The grueling “996” work schedule, which stands for “9 a.m. to 9 p.m., six days a week,” is a serious violation of Chinese labor laws, the country’s supreme court has declared in a warning to employers.
The Supreme People’s Court in China published a series of example judgments on labor practices on Thursday. In one case, a company was ordered to compensate a worker who was dismissed for refusing to comply with the “996” schedule.
Citing the labor law that caps overtime work at 36 hours per month, the court said the “996” requirement in the contract should be deemed void.
In another case, an unnamed tech company was ordered to pay an employee overtime wages even though the employee had pledged to give up overtime pay in an agreement to join the company’s “fighter’s program.”
Chinese telecoms equipment giant Huawei has in the past asked employees to sign the so-called “fighter’s agreement” in which workers renounce their rights to holidays and other benefits in service of the company’s growth.
“It’s nothing wrong to promote hard work, but it cannot become a shield for employers to evade their legal obligations,” the court said.
The cases were published to warn employers against illegal labor practices, since the disputes caused by overtime work could “undermine harmonious labor relations and social stability,” the court added.

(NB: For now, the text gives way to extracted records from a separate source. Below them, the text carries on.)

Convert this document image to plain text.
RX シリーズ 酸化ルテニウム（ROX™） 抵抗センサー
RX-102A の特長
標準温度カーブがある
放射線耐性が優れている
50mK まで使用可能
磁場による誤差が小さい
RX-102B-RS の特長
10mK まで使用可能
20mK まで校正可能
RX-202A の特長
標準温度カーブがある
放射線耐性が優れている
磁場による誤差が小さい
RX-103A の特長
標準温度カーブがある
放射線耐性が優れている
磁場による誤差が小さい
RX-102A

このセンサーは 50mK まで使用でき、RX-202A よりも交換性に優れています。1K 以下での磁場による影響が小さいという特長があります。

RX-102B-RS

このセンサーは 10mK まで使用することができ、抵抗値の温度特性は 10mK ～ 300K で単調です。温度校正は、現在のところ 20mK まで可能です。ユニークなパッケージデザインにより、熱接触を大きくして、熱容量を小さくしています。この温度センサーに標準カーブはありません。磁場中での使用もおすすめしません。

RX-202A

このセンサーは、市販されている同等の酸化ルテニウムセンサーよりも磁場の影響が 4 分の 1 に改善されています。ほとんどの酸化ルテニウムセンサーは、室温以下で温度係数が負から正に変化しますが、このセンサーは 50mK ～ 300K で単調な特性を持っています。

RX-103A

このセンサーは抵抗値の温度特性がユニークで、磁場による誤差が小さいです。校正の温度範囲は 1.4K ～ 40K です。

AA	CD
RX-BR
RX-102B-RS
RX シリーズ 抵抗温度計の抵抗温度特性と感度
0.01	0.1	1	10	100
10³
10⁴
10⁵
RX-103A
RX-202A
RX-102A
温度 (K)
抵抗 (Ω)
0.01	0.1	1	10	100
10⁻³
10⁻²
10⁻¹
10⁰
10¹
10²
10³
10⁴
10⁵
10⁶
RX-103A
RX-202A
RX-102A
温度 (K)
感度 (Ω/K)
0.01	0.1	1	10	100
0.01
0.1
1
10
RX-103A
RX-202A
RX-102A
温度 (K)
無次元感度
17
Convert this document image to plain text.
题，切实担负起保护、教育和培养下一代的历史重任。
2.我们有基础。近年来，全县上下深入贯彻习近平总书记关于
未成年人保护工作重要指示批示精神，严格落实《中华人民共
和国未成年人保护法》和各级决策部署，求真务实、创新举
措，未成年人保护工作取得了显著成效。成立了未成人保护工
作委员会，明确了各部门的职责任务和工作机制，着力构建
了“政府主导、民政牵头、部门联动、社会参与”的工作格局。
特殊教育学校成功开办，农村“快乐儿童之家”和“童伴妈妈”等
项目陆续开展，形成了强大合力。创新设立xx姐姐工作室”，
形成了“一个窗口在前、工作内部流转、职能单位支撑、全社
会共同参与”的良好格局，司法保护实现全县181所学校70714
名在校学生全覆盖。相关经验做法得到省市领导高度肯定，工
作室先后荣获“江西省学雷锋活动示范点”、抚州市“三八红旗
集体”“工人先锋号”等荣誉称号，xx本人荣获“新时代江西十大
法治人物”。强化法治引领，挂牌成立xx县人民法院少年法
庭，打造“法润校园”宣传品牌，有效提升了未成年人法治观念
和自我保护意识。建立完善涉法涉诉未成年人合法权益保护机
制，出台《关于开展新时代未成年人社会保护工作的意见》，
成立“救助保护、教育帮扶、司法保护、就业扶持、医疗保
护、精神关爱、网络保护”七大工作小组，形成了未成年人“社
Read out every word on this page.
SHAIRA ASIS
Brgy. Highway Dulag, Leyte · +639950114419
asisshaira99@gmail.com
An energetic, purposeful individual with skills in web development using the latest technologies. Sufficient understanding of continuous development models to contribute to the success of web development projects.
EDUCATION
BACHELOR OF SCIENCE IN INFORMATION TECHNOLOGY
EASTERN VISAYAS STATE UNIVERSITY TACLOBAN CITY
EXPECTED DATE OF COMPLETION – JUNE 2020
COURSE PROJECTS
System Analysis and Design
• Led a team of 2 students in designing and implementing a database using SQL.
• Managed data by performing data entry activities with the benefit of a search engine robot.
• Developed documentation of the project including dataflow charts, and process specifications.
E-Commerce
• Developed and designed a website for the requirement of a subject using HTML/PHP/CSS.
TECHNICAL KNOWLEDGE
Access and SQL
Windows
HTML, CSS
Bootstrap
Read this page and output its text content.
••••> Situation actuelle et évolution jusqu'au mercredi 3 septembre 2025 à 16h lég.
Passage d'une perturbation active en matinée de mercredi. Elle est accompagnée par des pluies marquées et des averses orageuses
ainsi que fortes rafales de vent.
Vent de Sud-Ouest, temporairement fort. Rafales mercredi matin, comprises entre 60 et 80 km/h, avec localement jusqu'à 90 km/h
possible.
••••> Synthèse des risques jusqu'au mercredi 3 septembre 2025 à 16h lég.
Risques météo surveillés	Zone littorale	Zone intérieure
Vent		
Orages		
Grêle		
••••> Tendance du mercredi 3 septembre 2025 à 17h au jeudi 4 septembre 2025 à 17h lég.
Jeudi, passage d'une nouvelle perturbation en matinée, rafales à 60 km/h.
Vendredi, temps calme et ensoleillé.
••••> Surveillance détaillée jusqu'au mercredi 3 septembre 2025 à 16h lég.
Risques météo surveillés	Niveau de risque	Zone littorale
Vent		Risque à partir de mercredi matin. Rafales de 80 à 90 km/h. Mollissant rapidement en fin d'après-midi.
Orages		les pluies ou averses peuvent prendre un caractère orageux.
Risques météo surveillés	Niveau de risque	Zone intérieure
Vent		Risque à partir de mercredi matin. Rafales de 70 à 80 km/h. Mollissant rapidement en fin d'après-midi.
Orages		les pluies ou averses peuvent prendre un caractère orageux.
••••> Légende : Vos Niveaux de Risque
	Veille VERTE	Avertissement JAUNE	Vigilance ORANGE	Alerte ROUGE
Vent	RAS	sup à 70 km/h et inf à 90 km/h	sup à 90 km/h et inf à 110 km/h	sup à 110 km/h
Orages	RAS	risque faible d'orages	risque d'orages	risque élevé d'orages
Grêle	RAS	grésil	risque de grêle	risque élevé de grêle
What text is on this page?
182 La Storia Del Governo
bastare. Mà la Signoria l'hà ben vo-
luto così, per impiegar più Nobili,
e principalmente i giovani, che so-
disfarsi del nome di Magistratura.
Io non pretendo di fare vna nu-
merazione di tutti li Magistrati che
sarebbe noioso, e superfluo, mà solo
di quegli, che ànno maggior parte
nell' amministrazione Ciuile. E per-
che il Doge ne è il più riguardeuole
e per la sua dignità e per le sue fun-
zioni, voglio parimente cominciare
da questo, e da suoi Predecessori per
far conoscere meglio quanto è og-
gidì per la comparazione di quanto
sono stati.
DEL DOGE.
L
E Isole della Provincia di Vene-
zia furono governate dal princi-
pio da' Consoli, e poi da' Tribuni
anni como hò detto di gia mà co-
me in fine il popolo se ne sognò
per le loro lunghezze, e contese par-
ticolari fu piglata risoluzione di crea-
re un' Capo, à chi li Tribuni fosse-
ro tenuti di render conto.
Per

But on the internet, the court statement only caused a wave of new complaints about existing “996” practices across different industries.
“Let’s talk about it when it’s actually being enforced,” said one of the top-voted comments on microblogging site Weibo.
“Does it apply to state-owned companies?” another person commented.
The 996 work culture has gained prevalence in China as companies push their employees to work extra hours to get ahead in the cut-throat competition.
Tech workers organized online protests against 996 work in 2019, but the absence of independent labor unions and lax enforcement of labor laws have enabled the practice to persist. Alibaba’s founder Jack Ma famously called the work schedule a “blessing” that would allow young people to succeed.
Labor practices at tech companies came under renewed public scrutiny this year. An employee at e-commerce firm Pinduoduo died suddenly after finishing work past midnight. One food delivery worker set himself on fire to demand unpaid wages.
Regulators have also launched a broader crackdown on the tech industry’s anti-trust behaviors and data practices, prompting tech giants to pledge more stringent compliance with authorities’ demands.
Some companies, including short-video app owners ByteDance and Kuaishou, recently said they would end the so-called “big-small week” policy, which requires workers to alternate five-day work weeks and six-day work weeks.